Hesse siempre sería inmune (y ella lo sabía) al análisis con muletas, al recorrido con andadores sobre los escombros y polímeros de su alma creadora y sacrílega.
Hela aquí, su retrato en negro y oval.
Me invitan a acompañarles.
Adelante, respira…
(La química del arte.)
Entramos en el Allied Chemical Tower: otro happening.
Dos figuras oscuras danzan en torno el fuego. Pero ese sofisticado primitivismo lejos quedaba de una asunción a los mundos remotos del alma cuando era sólo una multitud.
1969: se acaba.
“La Era de Acuario está a punto de comenzar”, dijo ella, y los ojos le resplandecían, todavía con esperanza.
Quién iba a saber…, se decía él con los ojos apagados.
Podrías cambiar los irlandeses de Queens por los judíos de Brooklyn, se dice.
A los tres días amanece en una pensión bastante limpia en las inmediaciones de la avenida Manhattan, una calle tranquila de edificios bajos de colores grises y ocres. Se cansa pronto. No parece que esté en Nueva York, y él necesita sentir precisamente que está allí.

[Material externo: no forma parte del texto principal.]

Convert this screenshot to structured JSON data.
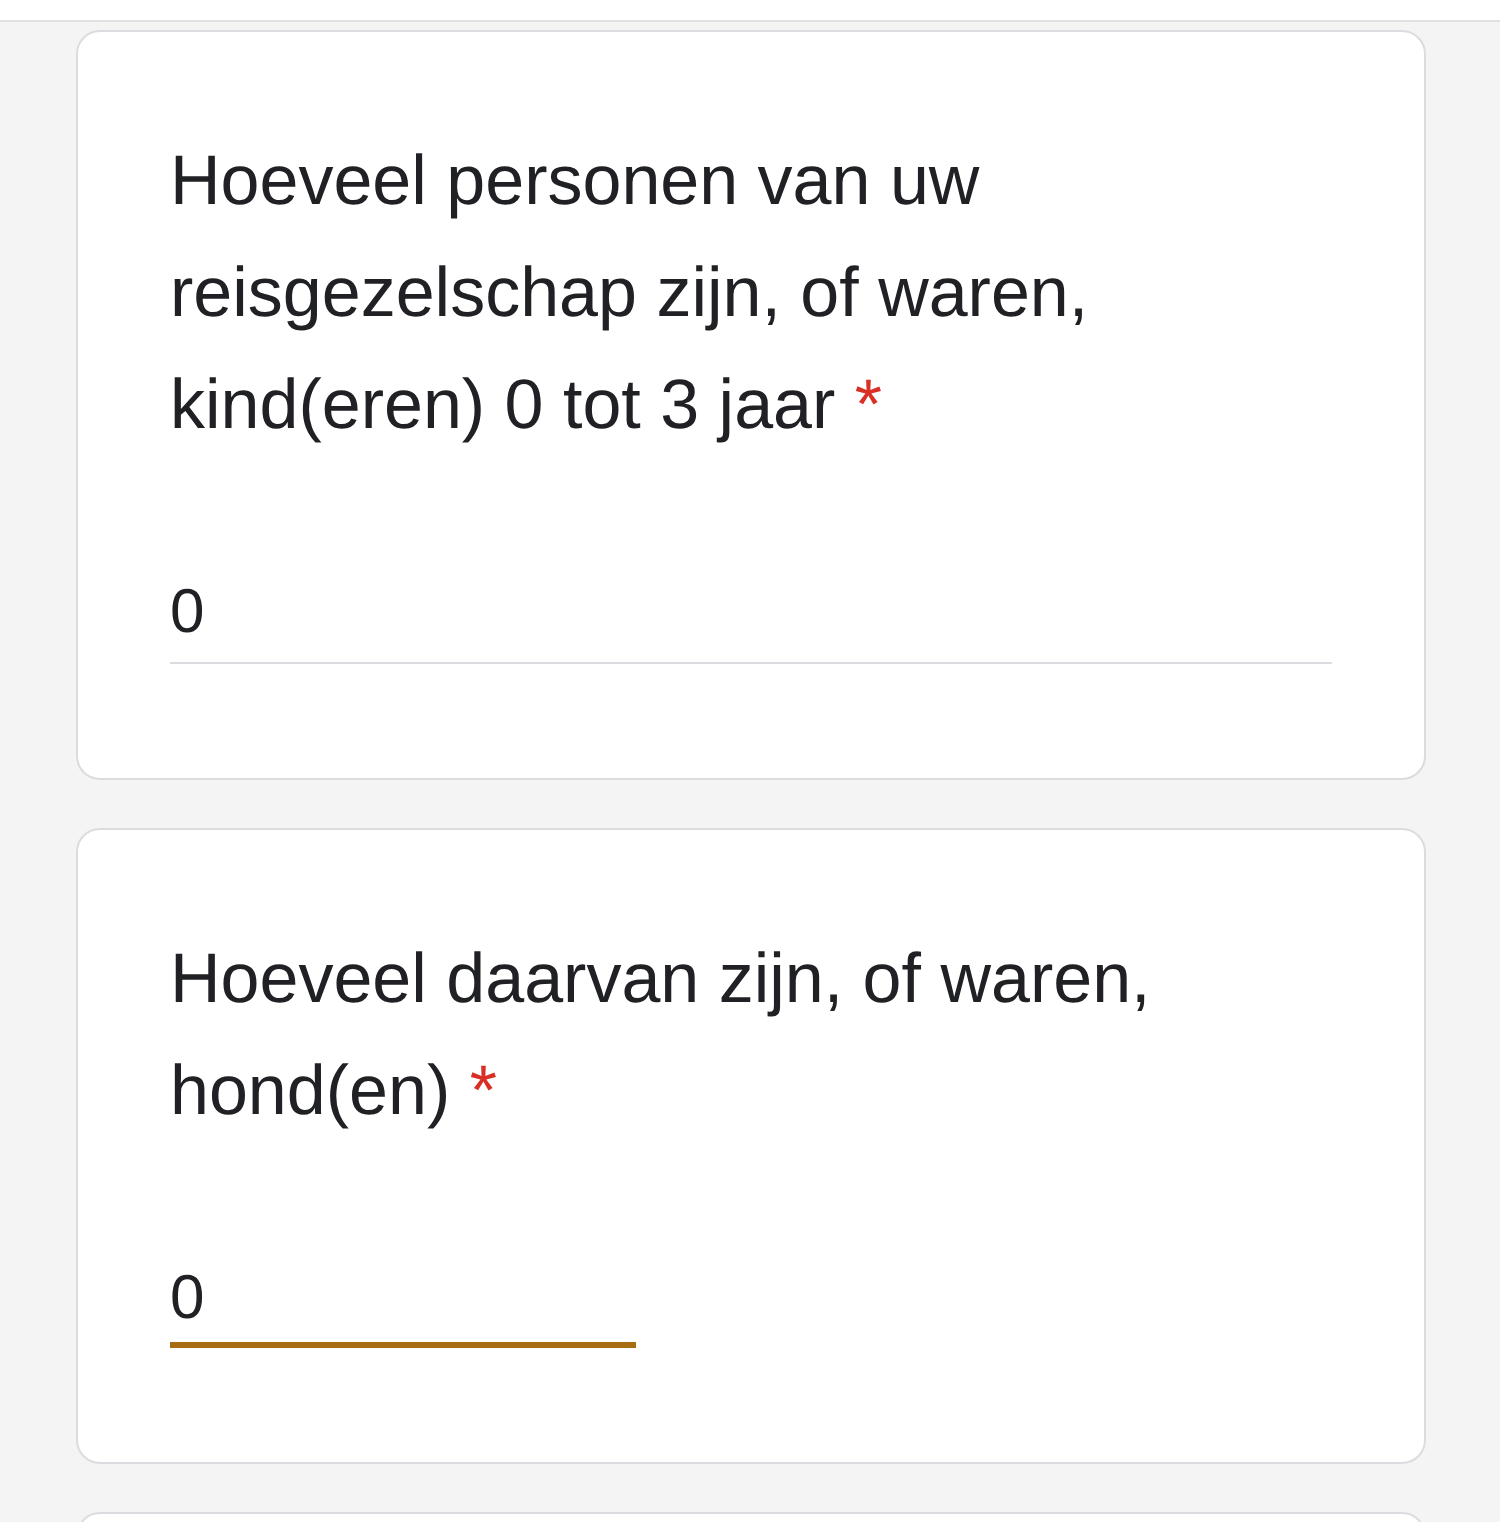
{
  "questions": [
    {
      "title": "Hoeveel personen van uw reisgezelschap zijn, of waren, kind(eren) 0 tot 3 jaar",
      "required_mark": "*",
      "answer": {
        "value": "0",
        "focused": false
      }
    },
    {
      "title": "Hoeveel daarvan zijn, of waren, hond(en)",
      "required_mark": "*",
      "answer": {
        "value": "0",
        "focused": true
      }
    }
  ]
}
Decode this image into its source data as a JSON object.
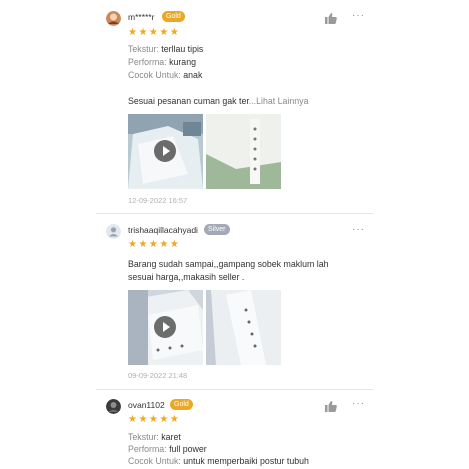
{
  "reviews": [
    {
      "username": "m*****r",
      "badge": "Gold",
      "stars": "★★★★★",
      "attributes": [
        {
          "label": "Tekstur:",
          "value": "terllau tipis"
        },
        {
          "label": "Performa:",
          "value": "kurang"
        },
        {
          "label": "Cocok Untuk:",
          "value": "anak"
        }
      ],
      "text": "Sesuai pesanan cuman gak ter",
      "more": "...Lihat Lainnya",
      "date": "12-09-2022 16:57"
    },
    {
      "username": "trishaaqillacahyadi",
      "badge": "Silver",
      "stars": "★★★★★",
      "text_line1": "Barang sudah sampai,,gampang sobek maklum lah",
      "text_line2": "sesuai harga,,makasih seller .",
      "date": "09-09-2022 21:48"
    },
    {
      "username": "ovan1102",
      "badge": "Gold",
      "stars": "★★★★★",
      "attributes": [
        {
          "label": "Tekstur:",
          "value": "karet"
        },
        {
          "label": "Performa:",
          "value": "full power"
        },
        {
          "label": "Cocok Untuk:",
          "value": "untuk memperbaiki postur tubuh"
        }
      ]
    }
  ],
  "icons": {
    "like": "thumbs-up-icon",
    "more": "more-options-icon",
    "play": "play-icon"
  },
  "more_glyph": "···",
  "colors": {
    "gold_badge": "#e9a825",
    "silver_badge": "#a3aab6",
    "star": "#f0a91c",
    "muted": "#8a8a8a"
  }
}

Al mes exacto cruza de nuevo el puente y duerme en el estudio que tiene en Greenwich un artista español especializado en tallar con absoluto esmero pequeñas esculturas pornográficas de marfil y ébano. El resto de día, del alba hasta la noche, que es todo, anda de un lado para otro aturdido por el cansancio
A los dos meses se hospeda en el apartamento de otro amigo español, en Beekman Place, un periodista que plagia las crónicas y los reportajes que escriben sus colegas extranjeros y los envía sin inmutarse lo más mínimo a la publicación que se los paga. Los niños del apartamento contiguo no le dejan concentrarse. Se irrita con frecuencia. Una mujer de unos cuarenta años, neurótica y de gesto amenazador, que babea y viste como una pin-up de los años cincuenta, escupe a su paso siempre que se cruzan en la escalera. Al cabo de unas semanas huye del lugar: “En vez de entretenerme en lo pintoresco, me aniquilo en lo infernal.”
Vuelve a Queens. Pero allí sólo duerme o simula que trabaja aporreando unas pobres teclas blancas. Pasa el día en Manhattan, visitando librerías de segunda mano y leyendo los periódicos de la mañana en cafeterías desiertas y bien iluminadas por la luz exterior limpia y matinal.
¿Lee? ¿Cafetería? ¿Periódico?
No sabe qué le pasa. Ni lo que sucede en el mundo. Y eso que está al tanto.